In March 2017, Łoboda planned a protest in front of the Warsaw building of the Ministry of Education in which parents planned to bring tyres. The plan was "not to burn the tyres like miners do [in their protests]", while symbolising that the protestors had earlier "been polite" and that the scale of the protest was growing. Łoboda described the 10 March 2017 school strike, in which some schools had only ten percent attendance by pupils, as a sign of the strength of opposition to the reform plans.

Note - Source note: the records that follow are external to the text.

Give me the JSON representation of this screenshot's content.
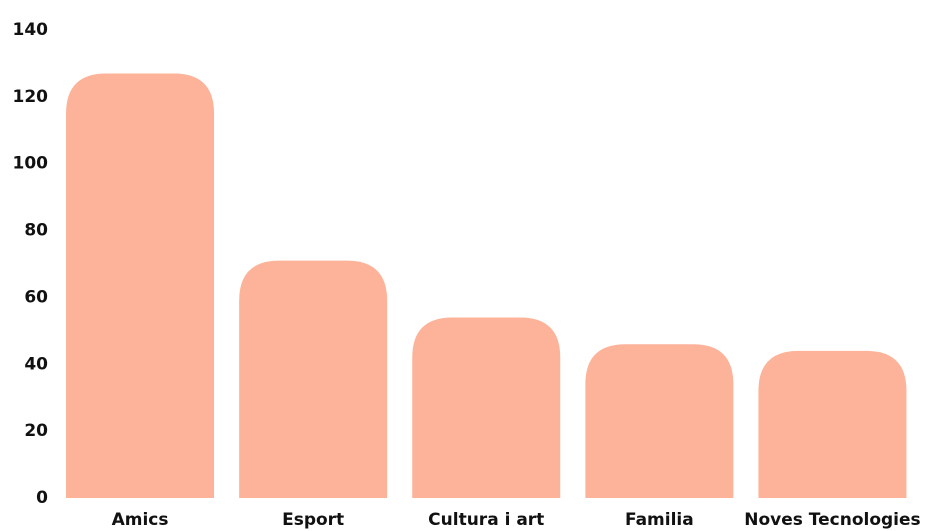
{
  "chart_data": {
    "type": "bar",
    "categories": [
      "Amics",
      "Esport",
      "Cultura i art",
      "Familia",
      "Noves Tecnologies"
    ],
    "values": [
      127,
      71,
      54,
      46,
      44
    ],
    "color": "#fdb399",
    "ylim": [
      0,
      140
    ],
    "yticks": [
      0,
      20,
      40,
      60,
      80,
      100,
      120,
      140
    ],
    "grid": false
  }
}
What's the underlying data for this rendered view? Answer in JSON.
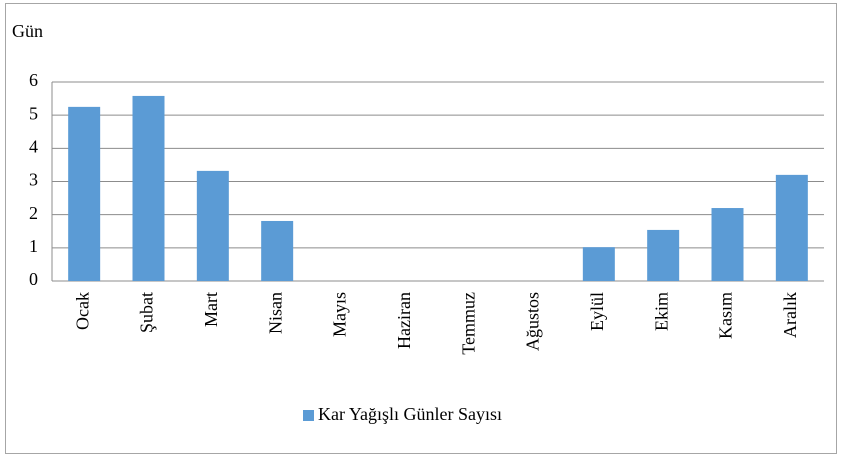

Łoboda was the vice-president of a committee that collected signatures calling for a referendum on the proposed reform. The referendum petition collected 910,000 signatures. The referendum petition was rejected by PiS, which refused Łoboda a chance to present the referendum project to the Sejm, the Polish lower house of parliament.

On 7 June 2018, Łoboda became a member of the Board of the Foundation of Families Have a Voice (Fundacja Rodzice Mają Głos), based in Warsaw.

===Warsaw Council 2018–2023===
Łoboda was elected as a member of the Warsaw City Council with a mandate for the years 2018–2023, in the Civic Coalition group.

===2020 Consultative Council===
Łoboda was one of the founding members of the Consultative Council created on 1 November 2020 during the October 2020 Polish protests.